Dworzec Szczecin Główny, który w ostatnich latach doczekał się gruntownej przebudowy, zyskał zupełnie nowe przestrzenie dla podróżnych. Zaliczamy do nich nowe perony, hol, kasy biletowe czy toalety. Te ostatnie są zarządzane przez zewnętrznego operatora, który dba ich czystość i stan techniczny.
Jedna z turystek, po przybyciu pociągiem do Szczecina, była zaskoczona wysokością opłaty za skorzystanie z toalety. Musiała zapłacić 4,5 zł. Niezadowolenie zarówno z ceny, jak i braku możliwości płatności kartą wyraziła na portalu turysci.pl.

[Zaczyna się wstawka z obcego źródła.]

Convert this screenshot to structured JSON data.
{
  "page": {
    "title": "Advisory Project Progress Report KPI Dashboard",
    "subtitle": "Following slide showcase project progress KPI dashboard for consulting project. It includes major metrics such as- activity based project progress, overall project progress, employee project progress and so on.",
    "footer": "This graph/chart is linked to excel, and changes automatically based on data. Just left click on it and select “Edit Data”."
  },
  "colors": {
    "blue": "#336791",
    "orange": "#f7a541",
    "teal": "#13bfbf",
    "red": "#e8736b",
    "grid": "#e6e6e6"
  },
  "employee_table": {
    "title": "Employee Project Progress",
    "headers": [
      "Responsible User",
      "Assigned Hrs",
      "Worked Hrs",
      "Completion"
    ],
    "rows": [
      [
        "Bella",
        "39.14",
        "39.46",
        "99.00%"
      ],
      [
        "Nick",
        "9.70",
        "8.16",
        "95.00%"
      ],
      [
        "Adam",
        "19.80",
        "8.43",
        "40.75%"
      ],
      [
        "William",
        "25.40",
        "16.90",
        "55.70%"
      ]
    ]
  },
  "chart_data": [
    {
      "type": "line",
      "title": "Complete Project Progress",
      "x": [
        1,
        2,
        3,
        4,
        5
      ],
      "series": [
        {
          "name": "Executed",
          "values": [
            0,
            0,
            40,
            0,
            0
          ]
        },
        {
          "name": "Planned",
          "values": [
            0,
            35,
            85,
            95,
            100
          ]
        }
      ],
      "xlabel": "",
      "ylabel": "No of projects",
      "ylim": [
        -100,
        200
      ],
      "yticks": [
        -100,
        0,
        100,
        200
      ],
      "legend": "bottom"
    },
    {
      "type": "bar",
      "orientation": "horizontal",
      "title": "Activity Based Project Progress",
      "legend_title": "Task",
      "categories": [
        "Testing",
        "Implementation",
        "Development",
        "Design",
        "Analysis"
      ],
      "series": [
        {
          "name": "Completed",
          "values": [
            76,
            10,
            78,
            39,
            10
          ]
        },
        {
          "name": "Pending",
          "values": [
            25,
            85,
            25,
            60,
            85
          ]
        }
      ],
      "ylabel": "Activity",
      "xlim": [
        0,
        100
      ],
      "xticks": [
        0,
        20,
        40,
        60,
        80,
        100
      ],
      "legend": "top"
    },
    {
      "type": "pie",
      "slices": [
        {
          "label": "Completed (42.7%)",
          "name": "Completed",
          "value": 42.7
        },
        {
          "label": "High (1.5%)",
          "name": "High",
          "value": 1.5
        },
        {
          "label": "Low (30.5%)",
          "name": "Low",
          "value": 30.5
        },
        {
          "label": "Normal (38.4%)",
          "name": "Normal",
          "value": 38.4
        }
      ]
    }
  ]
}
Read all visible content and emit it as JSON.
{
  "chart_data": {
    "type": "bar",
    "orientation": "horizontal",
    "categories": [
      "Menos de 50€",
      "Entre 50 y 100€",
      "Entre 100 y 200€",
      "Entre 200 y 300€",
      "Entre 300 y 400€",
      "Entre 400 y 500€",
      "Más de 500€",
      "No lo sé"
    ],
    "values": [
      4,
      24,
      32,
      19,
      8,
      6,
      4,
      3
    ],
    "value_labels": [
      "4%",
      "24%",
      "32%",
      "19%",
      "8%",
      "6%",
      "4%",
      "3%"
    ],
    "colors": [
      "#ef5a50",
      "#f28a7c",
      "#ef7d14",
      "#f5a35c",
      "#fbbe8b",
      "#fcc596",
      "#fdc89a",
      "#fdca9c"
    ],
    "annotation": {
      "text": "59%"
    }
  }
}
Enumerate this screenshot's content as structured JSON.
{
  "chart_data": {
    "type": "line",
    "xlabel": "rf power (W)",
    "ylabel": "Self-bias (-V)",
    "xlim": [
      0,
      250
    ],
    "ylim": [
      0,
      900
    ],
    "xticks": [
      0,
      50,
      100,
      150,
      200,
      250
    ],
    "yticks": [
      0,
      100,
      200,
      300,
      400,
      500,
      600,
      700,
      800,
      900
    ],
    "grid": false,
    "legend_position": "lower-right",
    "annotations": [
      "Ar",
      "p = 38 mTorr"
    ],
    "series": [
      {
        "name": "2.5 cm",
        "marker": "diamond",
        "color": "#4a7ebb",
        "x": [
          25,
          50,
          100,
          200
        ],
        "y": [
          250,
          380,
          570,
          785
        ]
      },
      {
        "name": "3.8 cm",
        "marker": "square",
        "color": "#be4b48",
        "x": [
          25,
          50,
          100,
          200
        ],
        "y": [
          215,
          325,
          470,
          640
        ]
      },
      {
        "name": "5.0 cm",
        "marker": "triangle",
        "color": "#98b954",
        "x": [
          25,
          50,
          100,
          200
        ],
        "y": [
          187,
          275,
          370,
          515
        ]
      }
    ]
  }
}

Gdy wysiadłam na dworcu w Szczecinie, poszłam szukać toalety. Zazwyczaj w Polsce są one darmowe albo kosztują 2-3 złote. Bardzo się zdziwiłam, gdy tuż obok strefy gastronomicznej zobaczyłam panią pilnującą toaletowego przybytku i kasującą po 4,5 zł. Dodatkowo, nie można było płacić kartą, więc musiałam iść wcześniej rozmienić gotówkę w Żabce. Naprawdę grubo przesadzili z tą ceną. Zwłaszcza, że w środku nie było nie wiadomo jakich luksusów, dwie kabiny, umywalka... - opisała sytuację zbulwersowana turystka.
Dalsza część artykułu pod materiałem wideo
Burza w komentarzach pod postem podróżniczki
W sieci momentalnie zawrzało. Część internautów podziela zdziwienie turystki i krytykuje wysokość opłaty. Inni z kolei bronią stawki. Twierdzą że jest ona uzasadniona zachowanym poziomem czystości i komfortu, jakie oferują płatne toalety. Pojawiły się też pytania, dlaczego podróżniczka nie skorzystała z darmowej toalety w pociągu.
Przede wszystkim absurdem jest brak możliwości płatności kartą
Sporo podróżuję i jeszcze nie spotkałem się, żeby toaleta na dworcu w dużym mieście była darmowa
Szok! Faktycznie tyle kasy. Dobrze, że pożyczki nie musiała brać, żeby skorzystać z WC. Poza tym jak się wybiera w podróż, to trzeba mieć parę zł w kieszeni
Trzeba było skorzystać z toalety w pociągu - czytamy w komentarzach.
Czytaj więcej: Turyści "za potrzebą". W Krakowie brakuje publicznych toalet.
Czy rzeczywiście w toaletach na PKP jest tak źle?
Redakcja "Super Expressu" postanowiła zweryfikować zarzuty. Okazało się, że toalety na dworcu w Szczecinie, chociaż niewielkie, były czyste i odpowiednio wyposażone, w tym w papier toaletowy i mydło.
Wnętrze utrzymane było w "morskim" stylu, a wszystkie urządzenia były sprawne. Choć płatność możliwa była tylko gotówką, cena za skorzystanie z toalet nie odbiegała znacząco od standardów obowiązujących na innych dużych dworcach w Polsce, takich jak w Poznaniu czy Warszawie.